UK homes are ‘unfit for the challenges of climate change’
The UK’s legally-binding climate change targets will not be met without the near-complete elimination of greenhouse gas emissions from UK buildings, according to a new and hard hitting report: UK housing: Fit for the future? from the Committee on Climate Change (CCC).
The report finds that emissions reductions from the UK’s 29mn homes have stalled, while energy use in homes – which accounts for 14% of total UK emissions – increased between 2016 and 2017.
Among the priorities for government action to remedy the situation, the CCC suggests that new homes built from 2025 should not be connected to the gas grid, instead relying on alternative low carbon heat sources and ‘ultra-high’ levels of energy efficiency.
Efforts to adapt the UK’s housing stock to the impacts of the changing climate are also lagging behind, says the report. Around 4.5mn homes overheat, even in cool summers; while 1.8mn people live in areas at risk of flooding. Cost-effective measures to adapt the UK housing stock are not being rolled out at anywhere near the required level.
The Committee says that technology and knowledge to create high quality, low carbon and resilient homes exists, but current policies and standards are failing to drive either the scale or the pace of change needed. Home insulation installations have stalled; key policies such as the zero carbon homes scheme have been weakened or withdrawn; while UK building standards are inadequate, overly complex and not enforced.

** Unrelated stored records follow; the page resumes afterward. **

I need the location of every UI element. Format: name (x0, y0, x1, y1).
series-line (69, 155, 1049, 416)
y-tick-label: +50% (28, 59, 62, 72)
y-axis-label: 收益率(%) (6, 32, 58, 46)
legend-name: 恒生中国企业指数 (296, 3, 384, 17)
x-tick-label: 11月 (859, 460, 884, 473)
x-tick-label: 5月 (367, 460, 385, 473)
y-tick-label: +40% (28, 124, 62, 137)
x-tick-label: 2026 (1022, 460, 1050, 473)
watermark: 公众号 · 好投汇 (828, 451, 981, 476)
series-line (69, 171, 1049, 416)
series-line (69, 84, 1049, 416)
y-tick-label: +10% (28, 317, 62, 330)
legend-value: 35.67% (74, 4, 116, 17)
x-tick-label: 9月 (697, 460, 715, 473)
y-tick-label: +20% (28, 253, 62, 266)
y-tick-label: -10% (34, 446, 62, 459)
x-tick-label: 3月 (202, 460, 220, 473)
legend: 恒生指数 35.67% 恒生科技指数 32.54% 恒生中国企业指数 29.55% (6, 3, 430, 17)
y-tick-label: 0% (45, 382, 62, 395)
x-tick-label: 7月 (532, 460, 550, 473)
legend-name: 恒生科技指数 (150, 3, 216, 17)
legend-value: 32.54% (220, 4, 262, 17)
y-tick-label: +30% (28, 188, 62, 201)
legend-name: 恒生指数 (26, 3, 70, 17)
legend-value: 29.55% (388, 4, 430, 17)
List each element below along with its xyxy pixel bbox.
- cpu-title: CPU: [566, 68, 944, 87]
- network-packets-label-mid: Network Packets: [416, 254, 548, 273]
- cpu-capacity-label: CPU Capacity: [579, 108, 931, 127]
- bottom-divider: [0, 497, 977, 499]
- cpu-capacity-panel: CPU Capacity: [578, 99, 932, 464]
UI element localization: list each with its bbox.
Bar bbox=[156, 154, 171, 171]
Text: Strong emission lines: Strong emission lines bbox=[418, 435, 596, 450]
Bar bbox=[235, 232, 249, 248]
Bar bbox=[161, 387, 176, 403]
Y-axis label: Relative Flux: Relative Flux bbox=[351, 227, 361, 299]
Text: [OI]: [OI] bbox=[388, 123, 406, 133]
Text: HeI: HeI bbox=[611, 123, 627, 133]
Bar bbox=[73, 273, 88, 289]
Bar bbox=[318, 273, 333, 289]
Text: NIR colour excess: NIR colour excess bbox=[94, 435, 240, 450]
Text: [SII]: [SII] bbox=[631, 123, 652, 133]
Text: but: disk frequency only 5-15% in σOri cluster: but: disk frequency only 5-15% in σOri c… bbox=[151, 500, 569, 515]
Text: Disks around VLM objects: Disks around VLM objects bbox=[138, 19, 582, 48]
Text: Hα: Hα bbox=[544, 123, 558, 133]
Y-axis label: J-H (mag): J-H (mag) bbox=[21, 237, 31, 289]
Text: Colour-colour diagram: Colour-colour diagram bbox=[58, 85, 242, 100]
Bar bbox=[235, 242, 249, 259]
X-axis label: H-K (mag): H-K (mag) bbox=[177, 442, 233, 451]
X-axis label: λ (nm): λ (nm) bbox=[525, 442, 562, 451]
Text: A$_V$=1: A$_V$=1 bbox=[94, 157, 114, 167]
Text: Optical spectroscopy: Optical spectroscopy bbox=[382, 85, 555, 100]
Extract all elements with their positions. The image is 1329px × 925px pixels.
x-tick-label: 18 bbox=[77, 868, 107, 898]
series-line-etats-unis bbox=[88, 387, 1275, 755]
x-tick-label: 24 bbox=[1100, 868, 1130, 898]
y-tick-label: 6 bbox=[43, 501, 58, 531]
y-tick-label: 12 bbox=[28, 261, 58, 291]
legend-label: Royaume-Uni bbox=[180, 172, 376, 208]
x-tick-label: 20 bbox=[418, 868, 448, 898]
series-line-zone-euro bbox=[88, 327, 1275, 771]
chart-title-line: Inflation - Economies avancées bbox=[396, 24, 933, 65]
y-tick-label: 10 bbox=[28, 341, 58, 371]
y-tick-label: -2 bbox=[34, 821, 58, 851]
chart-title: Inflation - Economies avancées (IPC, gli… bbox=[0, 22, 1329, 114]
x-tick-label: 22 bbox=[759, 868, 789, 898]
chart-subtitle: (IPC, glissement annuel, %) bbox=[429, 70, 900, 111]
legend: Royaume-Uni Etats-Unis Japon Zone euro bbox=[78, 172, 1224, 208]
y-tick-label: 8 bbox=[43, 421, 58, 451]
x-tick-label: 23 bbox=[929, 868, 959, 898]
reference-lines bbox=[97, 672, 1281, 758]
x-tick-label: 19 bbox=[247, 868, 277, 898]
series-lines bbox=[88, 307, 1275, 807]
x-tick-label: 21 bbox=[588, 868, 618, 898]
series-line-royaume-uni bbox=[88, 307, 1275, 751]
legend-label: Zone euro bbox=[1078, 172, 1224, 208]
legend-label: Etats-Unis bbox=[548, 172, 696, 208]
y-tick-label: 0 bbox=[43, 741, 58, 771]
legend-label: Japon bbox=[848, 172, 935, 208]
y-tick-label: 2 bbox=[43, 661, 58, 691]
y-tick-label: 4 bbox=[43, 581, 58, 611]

The report identifies five priorities for government action:
• Performance and compliance – the way new homes are built and existing homes retrofitted often falls short of stated design standards. Closing the ‘performance gap’ could save households in new homes between £70 and £260 in energy bills each year. Widespread inspection and enforcement of building standards is needed, with stiffer penalties for non-compliance.• Skills gap – the chopping and changing of government policy has led to a skills gap in housing design, construction and in the installation of new technologies. The government should launch a nationwide training programme and use initiatives under the Industrial Strategy’s Construction Sector Deal to plug this gap.• Retrofitting existing homes – ensuring existing homes are low carbon and resilient to the changing climate is a major UK infrastructure priority, and must be supported by the Treasury.• Building new homes – new homes should be built to be low carbon, energy and water efficient, and climate resilient. From 2025 at the latest, no new homes should be connected to the gas grid; they should be heated using low carbon energy sources, have ultra-high levels of energy efficiency alongside appropriate ventilation, and be timber-framed where possible.• Finance and funding – there are urgent funding gaps which must be addressed, including secure government funding for low carbon sources of heating beyond 2021, better resources for local authorities – particularly building control departments – and support for ‘green mortgages’ with preferential rates for owners of low carbon homes.
Reaction to the report from the low carbon heating sector was understandably positive, while the UK Green Building Council (UKGBC) called for early action on standards.
Director of Policy and Places at UKGBC John Alker said: ‘We must start by not making the problem worse, which is why UKGBC is calling for an urgent step-change in the energy performance of our homes, and all new buildings to be net zero carbon by 2030. This year will see the long-awaited review of Building Regulations and the publication of a government action plan for home energy efficiency. These are both key opportunities to respond to the climate challenge with robust regulations and targeted investment.’
The suggestion on the future of gas central heating was more controversial.
Gas industry institution IGEM’s Head of Technical Services and Policy Ian McCluskey said: ‘We do not agree with the recommendation that no new houses built after 2025 should be connected to the gas grid and we would urge the government not to rule out any options lest it impact on the long-term feasibility of a no regrets solution to the decarbonisation of heat. The existence of the gas grid does not preclude other solutions for decarbonisation. Hydrogen can play a valuable role as part of the heating solution for UK buildings, in combination with hybrid heat system solutions and more energy efficient homes.’